Is there another test or correction of the method?
Can I use this theory
where $f:\mathbb{R}^3\rightarrow\mathbb{R} $
Suppose we want to compute the characteristic polynomial of the matrix $H(f)$
$H(f)-\lambda I=\left( \begin{array}{ccc} -\lambda & -z & 1-y \\ -z & -\lambda & -x \\ 1-y & -x & -\lambda \\ \end{array} \right)$
We now compute the determinant of $H(f)-\lambda I$
$$-\lambda ^3+\lambda +\lambda x^2-2 x y z+2 x z+\lambda
y^2-2 \lambda y+\lambda z^2$$
From the 2nd derivative test. The Hessian matrix of $f$ which has negative determinant
Is $f$ neither concave nor convex?
You have already found the hessian of $f$, which is well defined everywhere.
$$H=\begin{bmatrix} 0 & -z & 1-y \\ -z & 0 & -x \\ 1-y & -x & 0 \end{bmatrix}$$
To show that $f$ is convex on a convex domain, it is sufficient to show that $H$ is positive semidefinite on that domain's interior, or, equivalently, that the eigenvalues of $H$ are all nonegative on the interior. We can find the eigenvalues, but this requires a lot of messy algebra, and all we really need is their signs. Because $H$ is symmetric, we can instead use the positive semidefinite case of Sylvester's criterion, which states that $H$ is positive semidefinite iff all the principle minors of $H$ have nonnegative determinants.
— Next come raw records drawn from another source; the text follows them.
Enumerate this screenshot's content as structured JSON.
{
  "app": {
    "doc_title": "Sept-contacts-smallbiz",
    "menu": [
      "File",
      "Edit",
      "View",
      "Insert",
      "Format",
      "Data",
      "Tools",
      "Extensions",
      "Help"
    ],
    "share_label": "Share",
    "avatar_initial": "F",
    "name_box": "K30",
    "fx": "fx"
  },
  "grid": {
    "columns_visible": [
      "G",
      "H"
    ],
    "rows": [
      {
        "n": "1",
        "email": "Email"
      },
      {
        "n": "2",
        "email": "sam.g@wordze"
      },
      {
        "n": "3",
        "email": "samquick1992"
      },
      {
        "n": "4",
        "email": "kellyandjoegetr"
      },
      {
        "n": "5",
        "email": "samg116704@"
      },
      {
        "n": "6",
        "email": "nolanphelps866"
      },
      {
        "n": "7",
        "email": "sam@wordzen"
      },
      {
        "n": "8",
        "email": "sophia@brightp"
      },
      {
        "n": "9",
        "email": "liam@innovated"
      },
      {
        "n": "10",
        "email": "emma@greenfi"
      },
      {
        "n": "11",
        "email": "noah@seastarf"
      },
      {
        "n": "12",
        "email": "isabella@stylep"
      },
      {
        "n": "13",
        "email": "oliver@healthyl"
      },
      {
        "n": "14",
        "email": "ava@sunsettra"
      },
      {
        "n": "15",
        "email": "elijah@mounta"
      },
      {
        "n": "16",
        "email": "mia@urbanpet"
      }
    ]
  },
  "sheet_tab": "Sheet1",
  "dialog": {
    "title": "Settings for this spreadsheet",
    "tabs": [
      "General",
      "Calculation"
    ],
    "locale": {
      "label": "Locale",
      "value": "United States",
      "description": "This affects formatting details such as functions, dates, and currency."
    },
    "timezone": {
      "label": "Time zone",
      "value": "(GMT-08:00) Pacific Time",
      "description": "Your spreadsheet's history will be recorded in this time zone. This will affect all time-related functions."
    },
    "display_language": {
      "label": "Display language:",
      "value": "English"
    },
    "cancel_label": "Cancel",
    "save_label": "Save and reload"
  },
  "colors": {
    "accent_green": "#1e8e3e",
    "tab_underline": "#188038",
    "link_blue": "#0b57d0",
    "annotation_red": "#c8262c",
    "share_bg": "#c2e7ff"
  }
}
That is,
$$\det\left({\begin{bmatrix} 0 & -z & 1-y \\ -z & 0 & -x \\ 1-y & -x & 0 \end{bmatrix}}\right)\ge 0$$
$$\det\left({\begin{bmatrix} 0 & -x \\ -x & 0 \end{bmatrix}}\right)\ge 0$$
$$\det\left({\begin{bmatrix} 0 & 1-y \\ 1-y & 0 \end{bmatrix}}\right)\ge 0$$
$$\det\left({\begin{bmatrix} 0 & -z \\ -z & 0 \end{bmatrix}}\right)\ge 0$$
Evaluating determinants:
$$-2x(y-1)z\ge 0$$
$$-x^2\ge 0$$
$$-(y-1)^2\ge 0$$
$$-z^2\ge 0$$
From this, we see that $H$ is positive semidefinite only at the point $(x, y, z)=(0, 1, 0)$. Since this set has no interior, $f$ is not convex anywhere for the typical definition of a convex function of several variables.
To find where $f$ is concave, we determine where $-f$ is convex, which in turn implies $-H$ is positive semidefinite. This only reverses the first inequality, and we obtain the same result, that $f$ is not concave anywhere.